Segundo algumas fontes, o Irã seria o país que mais tem contribuído com recursos para a Palestina depois do ostracismo a que o Ocidente relegou o governo do Hamas.

E numa medida inovadora no começo deste mês, Ali Larijani, o principal negociador nuclear do Irã e a segunda figura mais influente do governo depois de Ahmadinejad, encontrou-se com o presidente egípcio Hosni Mubarak, no Cairo. Foi o contato de mais alto nível entre os dois países desde a revolução iraniana de 1979. A aberta hostilidade de Ahmadinejad a Israel lhe valeu uma grande adesão do mundo árabe, segundo autoridades em Teerã.
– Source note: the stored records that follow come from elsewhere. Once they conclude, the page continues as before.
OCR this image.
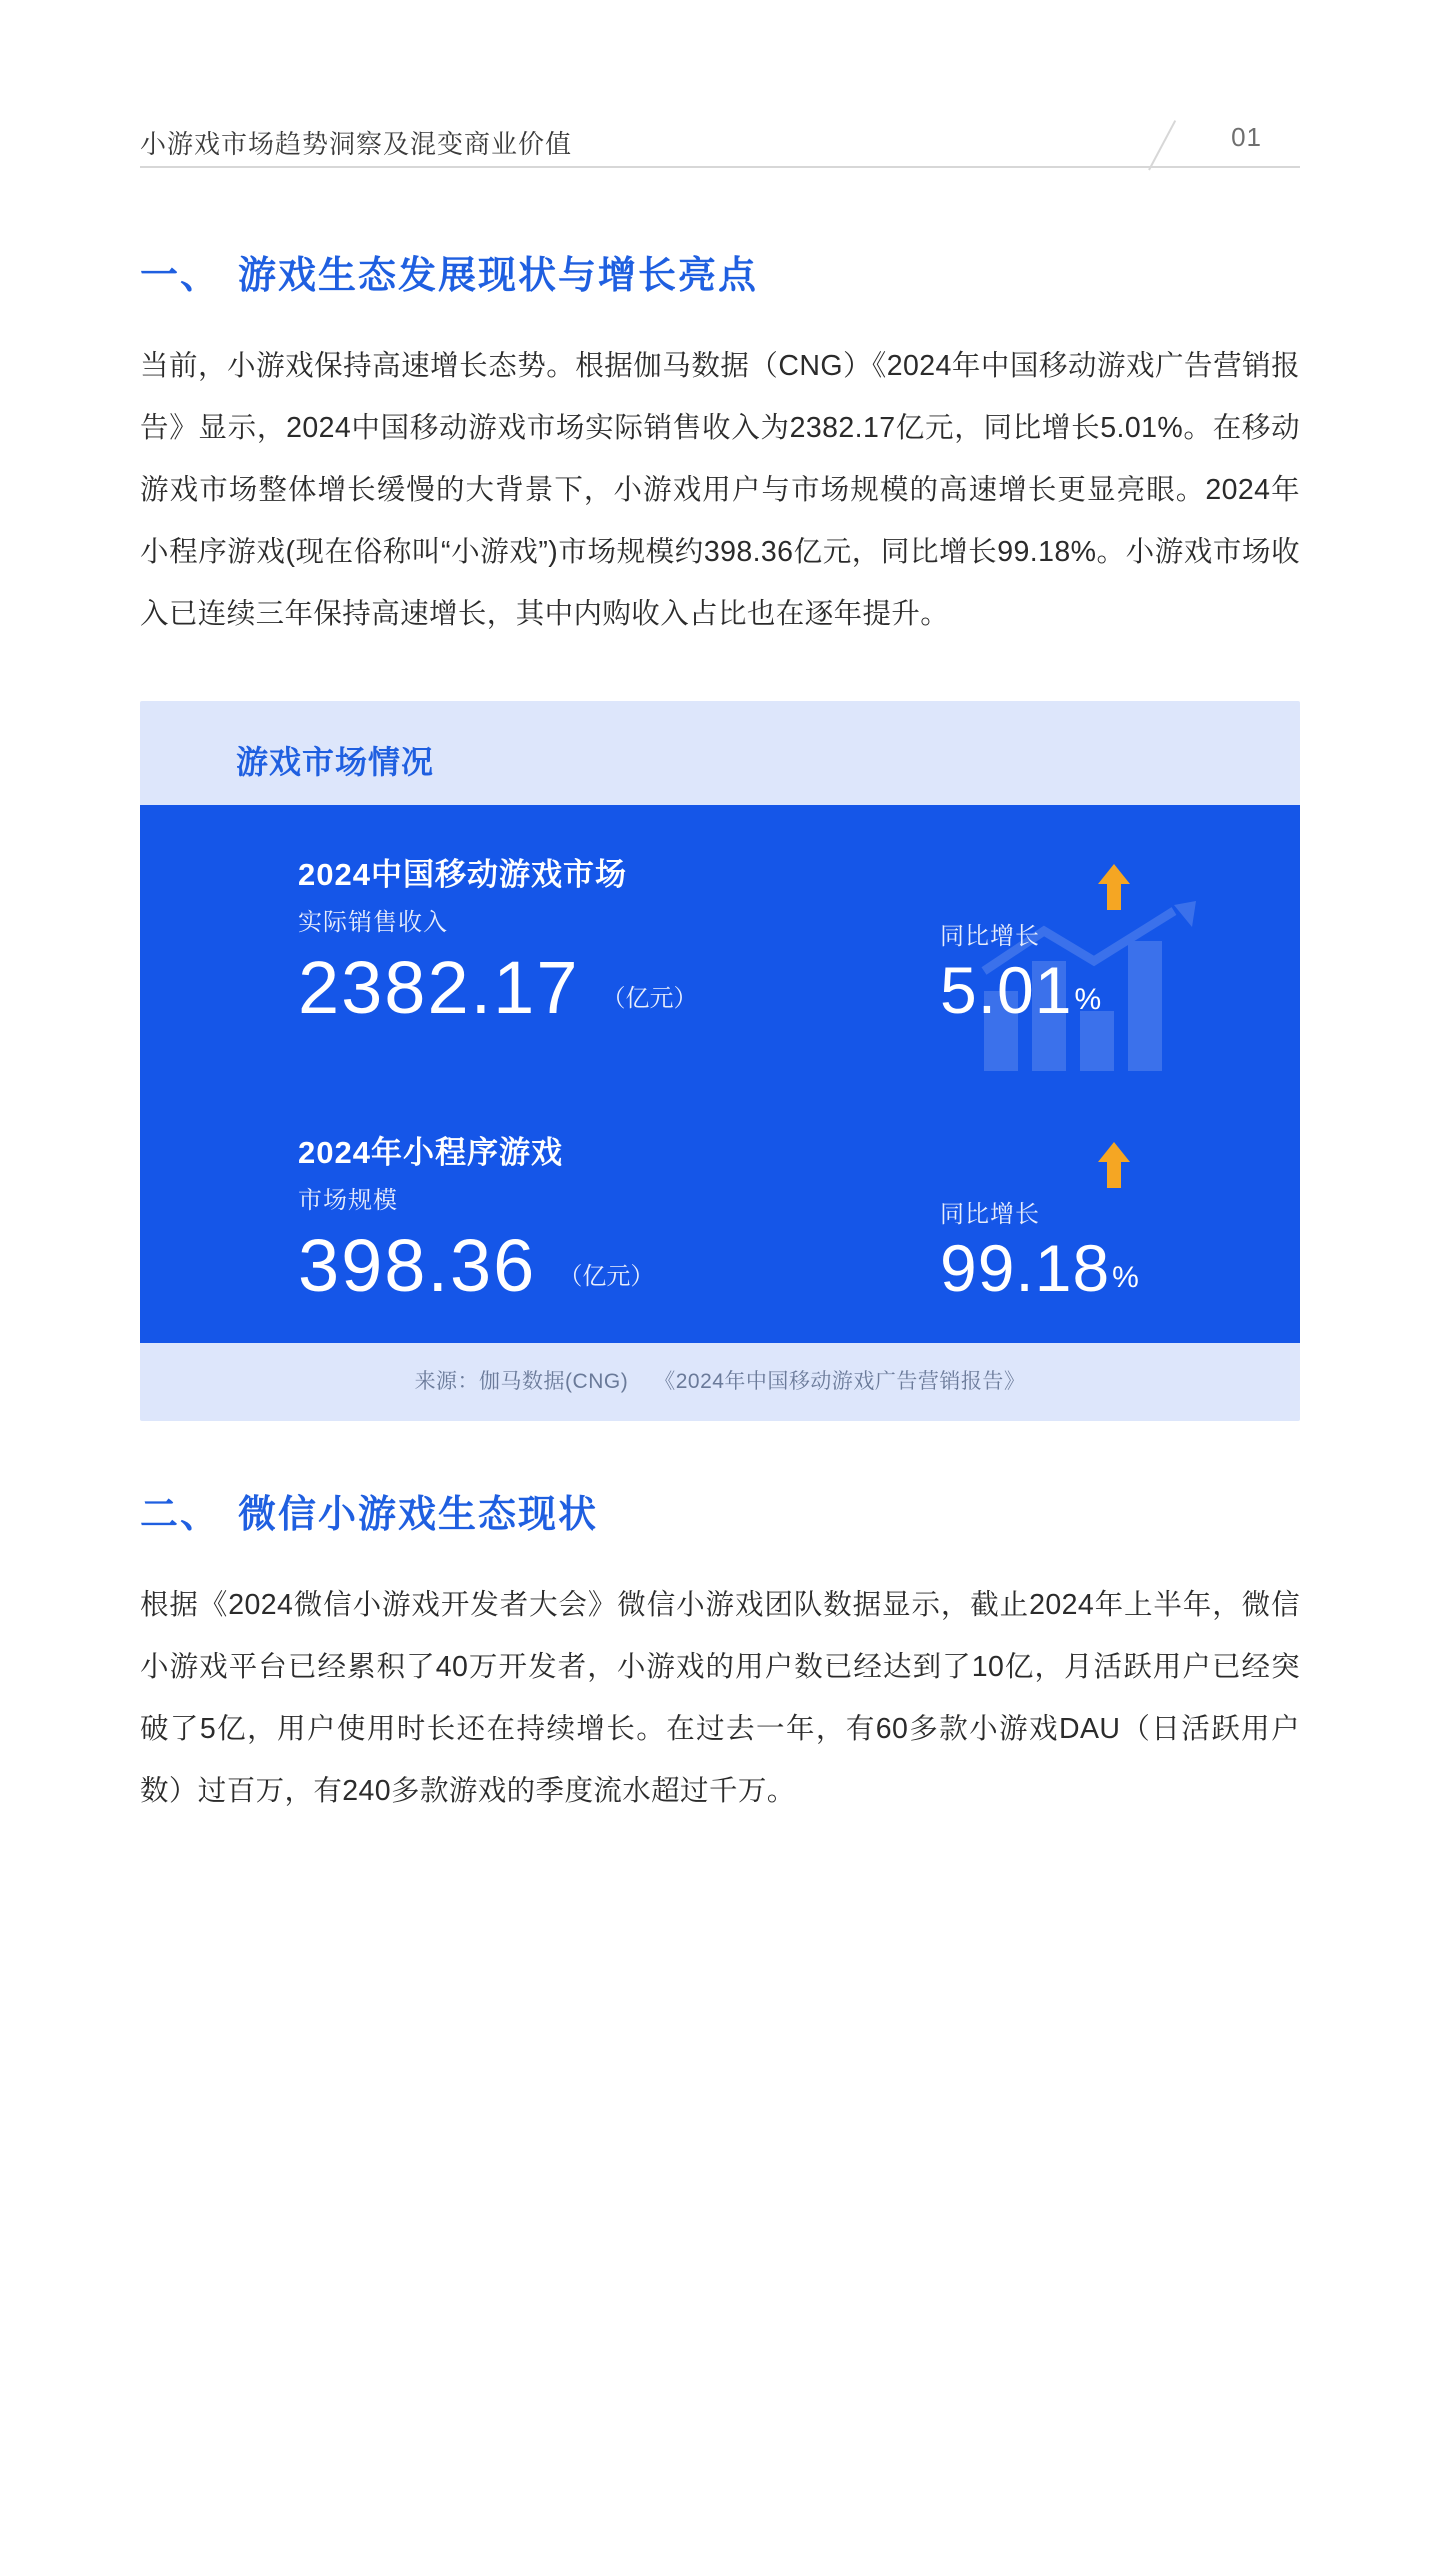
小游戏市场趋势洞察及混变商业价值	01
一、 游戏生态发展现状与增长亮点
当前，小游戏保持高速增长态势。根据伽马数据（CNG）《2024年中国移动游戏广告营销报告》显示，2024中国移动游戏市场实际销售收入为2382.17亿元，同比增长5.01%。在移动游戏市场整体增长缓慢的大背景下，小游戏用户与市场规模的高速增长更显亮眼。2024年小程序游戏(现在俗称叫“小游戏”)市场规模约398.36亿元，同比增长99.18%。小游戏市场收入已连续三年保持高速增长，其中内购收入占比也在逐年提升。
游戏市场情况
2024中国移动游戏市场
实际销售收入
2382.17 （亿元）
同比增长
5.01 %
2024年小程序游戏
市场规模
398.36 （亿元）
同比增长
99.18 %
来源：伽马数据(CNG) 《2024年中国移动游戏广告营销报告》
二、 微信小游戏生态现状
根据《2024微信小游戏开发者大会》微信小游戏团队数据显示，截止2024年上半年，微信小游戏平台已经累积了40万开发者，小游戏的用户数已经达到了10亿，月活跃用户已经突破了5亿，用户使用时长还在持续增长。在过去一年，有60多款小游戏DAU（日活跃用户数）过百万，有240多款游戏的季度流水超过千万。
E isso é algo que o Egito, suposto líder desse mundo, não pode ignorar completamente.

"Xangai foi um grande sucesso", disse Karimi. "Todos nossos vizinhos apóiam nossa política (nuclear), até Mubarak. Estamos tendo êxito na construção de relações. É por isso que a posição americana está mudando... Eles acham que estamos cercados por causa do Iraque e do Afeganistão. Mas não estamos. É por isso que eles querem conversar conosco agora."